13.2 Washington Residents (My Health My Data Act)
If you are a Washington state resident, the following applies under the Washington My Health My Data Act (RCW 19.373):
- Categories of Health Data Collected: Heart rate, HRV, resting heart rate, respiratory rate, sleep analysis, blood oxygen saturation, stress levels, readiness scores, recovery scores, wrist temperature, and related biometric data from connected wearable devices.
- Purpose of Collection: To assess your nervous system state and provide personalized breathwork recommendations, proactive wellness notifications, and session tracking.
- Sources of Health Data: Apple HealthKit, Oura Ring (Oura Cloud API), Whoop (Whoop API), Garmin (Garmin Health API).
- Third Parties: We share anonymized, non-identifiable nervous system state summaries with Anthropic (Claude API) for recommendation generation. We share session narration text with Mistral (Voxtral) for text-to-speech generation. We do not share identifiable health data with any other third party.
- Your Rights: You have the right to access, delete, and withdraw consent for the collection and sharing of your health data. To exercise these rights, contact privacy@groundapp.live.
- Consent: We collect health data only after obtaining your affirmative consent. We will not collect, use, or share additional categories or purposes of health data beyond what is disclosed here without obtaining fresh consent.
13.3 Other U.S. States
We comply with applicable state privacy laws, including but not limited to the Colorado Privacy Act, Connecticut Data Privacy Act, Virginia Consumer Data Protection Act, and other state laws that provide consumer privacy rights. If you are a resident of a state with applicable privacy legislation, you may exercise your rights by contacting privacy@groundapp.live.

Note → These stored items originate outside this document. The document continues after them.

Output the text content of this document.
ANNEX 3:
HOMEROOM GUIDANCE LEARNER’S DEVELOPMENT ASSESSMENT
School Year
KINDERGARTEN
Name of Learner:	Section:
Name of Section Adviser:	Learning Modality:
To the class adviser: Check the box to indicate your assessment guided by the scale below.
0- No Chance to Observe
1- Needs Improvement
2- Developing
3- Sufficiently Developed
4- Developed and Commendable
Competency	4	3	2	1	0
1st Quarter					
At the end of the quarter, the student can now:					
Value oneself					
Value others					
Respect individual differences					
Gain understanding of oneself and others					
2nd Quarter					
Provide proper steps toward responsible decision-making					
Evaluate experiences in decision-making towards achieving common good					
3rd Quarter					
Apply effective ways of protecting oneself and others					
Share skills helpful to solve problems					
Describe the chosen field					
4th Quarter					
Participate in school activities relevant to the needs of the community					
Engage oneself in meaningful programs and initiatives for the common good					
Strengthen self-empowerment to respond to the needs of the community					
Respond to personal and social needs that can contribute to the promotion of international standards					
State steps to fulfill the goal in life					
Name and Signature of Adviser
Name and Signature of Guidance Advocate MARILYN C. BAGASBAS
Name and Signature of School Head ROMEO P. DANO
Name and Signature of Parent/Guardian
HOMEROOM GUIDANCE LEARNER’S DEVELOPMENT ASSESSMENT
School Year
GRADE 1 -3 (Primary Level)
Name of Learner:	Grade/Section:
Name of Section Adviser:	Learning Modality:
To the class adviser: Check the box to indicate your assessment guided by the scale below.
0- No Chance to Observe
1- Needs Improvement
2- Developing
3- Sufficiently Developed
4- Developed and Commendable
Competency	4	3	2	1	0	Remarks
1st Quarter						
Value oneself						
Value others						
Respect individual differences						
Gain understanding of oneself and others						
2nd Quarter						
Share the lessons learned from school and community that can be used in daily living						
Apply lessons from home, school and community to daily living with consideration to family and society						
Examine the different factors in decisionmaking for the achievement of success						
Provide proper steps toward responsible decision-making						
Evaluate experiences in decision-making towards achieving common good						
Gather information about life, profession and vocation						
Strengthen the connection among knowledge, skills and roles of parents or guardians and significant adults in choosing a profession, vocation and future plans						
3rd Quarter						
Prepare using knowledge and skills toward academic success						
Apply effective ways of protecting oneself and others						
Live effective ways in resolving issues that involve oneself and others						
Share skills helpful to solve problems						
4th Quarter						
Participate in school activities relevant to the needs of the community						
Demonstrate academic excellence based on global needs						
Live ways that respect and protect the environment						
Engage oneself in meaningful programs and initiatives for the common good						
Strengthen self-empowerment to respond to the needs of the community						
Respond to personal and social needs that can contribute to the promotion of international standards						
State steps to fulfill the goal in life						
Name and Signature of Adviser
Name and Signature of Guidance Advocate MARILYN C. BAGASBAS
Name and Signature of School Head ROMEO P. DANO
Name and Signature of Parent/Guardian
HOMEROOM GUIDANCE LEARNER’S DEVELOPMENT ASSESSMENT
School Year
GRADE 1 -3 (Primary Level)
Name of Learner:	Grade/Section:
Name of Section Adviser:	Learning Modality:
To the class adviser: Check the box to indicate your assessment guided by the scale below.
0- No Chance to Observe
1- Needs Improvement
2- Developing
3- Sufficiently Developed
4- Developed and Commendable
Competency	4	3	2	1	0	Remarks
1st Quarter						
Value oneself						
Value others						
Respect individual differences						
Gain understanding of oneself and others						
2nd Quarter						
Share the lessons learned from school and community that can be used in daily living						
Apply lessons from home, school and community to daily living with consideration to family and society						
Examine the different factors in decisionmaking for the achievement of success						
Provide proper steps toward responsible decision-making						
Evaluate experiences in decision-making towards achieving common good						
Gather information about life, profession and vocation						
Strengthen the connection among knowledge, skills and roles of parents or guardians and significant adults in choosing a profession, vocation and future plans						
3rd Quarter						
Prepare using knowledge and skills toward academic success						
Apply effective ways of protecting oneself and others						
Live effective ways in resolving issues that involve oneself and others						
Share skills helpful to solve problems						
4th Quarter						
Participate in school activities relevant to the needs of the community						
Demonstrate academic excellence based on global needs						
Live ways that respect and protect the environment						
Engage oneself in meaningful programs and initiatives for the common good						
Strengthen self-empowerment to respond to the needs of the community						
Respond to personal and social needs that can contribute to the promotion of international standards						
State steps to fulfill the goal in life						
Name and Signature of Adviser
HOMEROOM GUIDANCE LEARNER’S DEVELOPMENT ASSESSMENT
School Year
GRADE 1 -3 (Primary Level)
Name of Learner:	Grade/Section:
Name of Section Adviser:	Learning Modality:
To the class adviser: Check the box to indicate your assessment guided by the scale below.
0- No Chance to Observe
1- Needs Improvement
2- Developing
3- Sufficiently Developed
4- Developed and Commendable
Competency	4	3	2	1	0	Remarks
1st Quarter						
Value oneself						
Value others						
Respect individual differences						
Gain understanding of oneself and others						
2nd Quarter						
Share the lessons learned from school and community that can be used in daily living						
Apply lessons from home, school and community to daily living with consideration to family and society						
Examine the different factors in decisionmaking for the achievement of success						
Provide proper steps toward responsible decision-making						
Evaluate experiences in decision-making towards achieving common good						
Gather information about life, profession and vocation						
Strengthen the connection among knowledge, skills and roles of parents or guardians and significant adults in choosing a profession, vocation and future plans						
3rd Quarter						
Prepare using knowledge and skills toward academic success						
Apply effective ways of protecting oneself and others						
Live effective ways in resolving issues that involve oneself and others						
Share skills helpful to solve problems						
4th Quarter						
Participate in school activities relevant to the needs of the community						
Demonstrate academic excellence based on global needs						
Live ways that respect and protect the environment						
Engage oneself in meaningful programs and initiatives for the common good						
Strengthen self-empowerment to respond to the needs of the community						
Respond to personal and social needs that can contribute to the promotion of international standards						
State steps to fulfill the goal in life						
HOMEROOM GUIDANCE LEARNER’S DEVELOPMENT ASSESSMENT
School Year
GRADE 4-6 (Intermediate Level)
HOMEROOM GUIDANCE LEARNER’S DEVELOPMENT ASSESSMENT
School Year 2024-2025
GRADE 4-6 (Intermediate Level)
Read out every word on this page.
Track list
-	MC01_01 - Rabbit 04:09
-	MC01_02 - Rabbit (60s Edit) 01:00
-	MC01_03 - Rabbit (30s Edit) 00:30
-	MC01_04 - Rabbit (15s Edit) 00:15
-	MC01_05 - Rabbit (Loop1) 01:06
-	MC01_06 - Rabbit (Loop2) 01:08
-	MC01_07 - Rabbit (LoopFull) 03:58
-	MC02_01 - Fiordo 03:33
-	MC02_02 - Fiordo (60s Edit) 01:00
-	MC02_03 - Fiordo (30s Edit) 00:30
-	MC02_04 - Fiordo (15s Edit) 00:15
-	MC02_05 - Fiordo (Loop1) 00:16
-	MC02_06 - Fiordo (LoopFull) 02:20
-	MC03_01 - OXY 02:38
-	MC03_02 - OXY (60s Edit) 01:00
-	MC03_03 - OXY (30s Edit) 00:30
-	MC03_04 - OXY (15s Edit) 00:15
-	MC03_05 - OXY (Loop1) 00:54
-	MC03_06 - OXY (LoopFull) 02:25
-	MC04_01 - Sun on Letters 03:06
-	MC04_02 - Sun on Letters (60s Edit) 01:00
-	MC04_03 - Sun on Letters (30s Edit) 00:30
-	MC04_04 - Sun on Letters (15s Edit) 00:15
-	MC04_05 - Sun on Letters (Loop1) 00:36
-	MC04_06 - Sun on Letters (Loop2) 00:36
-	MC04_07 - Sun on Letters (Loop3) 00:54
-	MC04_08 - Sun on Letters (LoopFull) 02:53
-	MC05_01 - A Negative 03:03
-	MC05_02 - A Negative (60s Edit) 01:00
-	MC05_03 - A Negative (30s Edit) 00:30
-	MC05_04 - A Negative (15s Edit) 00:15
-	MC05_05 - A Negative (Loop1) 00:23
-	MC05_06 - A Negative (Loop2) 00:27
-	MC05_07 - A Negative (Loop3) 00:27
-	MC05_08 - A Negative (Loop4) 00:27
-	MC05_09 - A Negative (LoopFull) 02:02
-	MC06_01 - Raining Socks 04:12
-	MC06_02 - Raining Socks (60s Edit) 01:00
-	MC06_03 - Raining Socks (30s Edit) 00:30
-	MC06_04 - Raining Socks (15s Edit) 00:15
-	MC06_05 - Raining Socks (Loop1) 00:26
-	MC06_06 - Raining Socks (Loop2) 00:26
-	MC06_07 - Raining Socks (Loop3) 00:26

14. International Users and GDPR
14.1 Legal Basis for Processing (EEA/UK Users)
For users in the European Economic Area (EEA) or United Kingdom, we process your data under the following legal bases:
- Explicit Consent (Article 6(1)(a) and Article 9(2)(a) GDPR): For health and biometric data and wearable device integrations. You provide this consent during onboarding and device connection.
- Contract Performance (Article 6(1)(b) GDPR): For account management, session delivery, and core app functionality.
- Legitimate Interest (Article 6(1)(f) GDPR): For app improvement using anonymized, aggregated usage patterns.
14.2 Your GDPR Rights
- Right of access to your personal data
- Right to rectification of inaccurate data
- Right to erasure ("right to be forgotten")
- Right to restrict processing
- Right to data portability
- Right to object to processing
- Right to withdraw consent at any time
- Right to lodge a complaint with a supervisory authority
14.3 Data Transfers
Your data is processed in the United States. For transfers from the EEA/UK, we rely on Standard Contractual Clauses and your explicit consent for health data.
15. Changes to This Policy
We may update this Privacy Policy from time to time. We will notify you of material changes by posting the updated policy within the App and updating the "Last Updated" date. For material changes affecting health data practices, we will provide prominent notice and, where required by law, obtain fresh consent. Continued use of the App after changes constitutes acceptance of the revised policy.
16. Contact Us
If you have questions about this Privacy Policy or your data, contact us at:
Privacy Inquiries: privacy@groundapp.live
Legal Inquiries: legal@groundapp.live
End User Support: info@groundapp.live
Website: https://groundapp.live/privacy
This Privacy Policy was last reviewed and updated on April 14, 2026.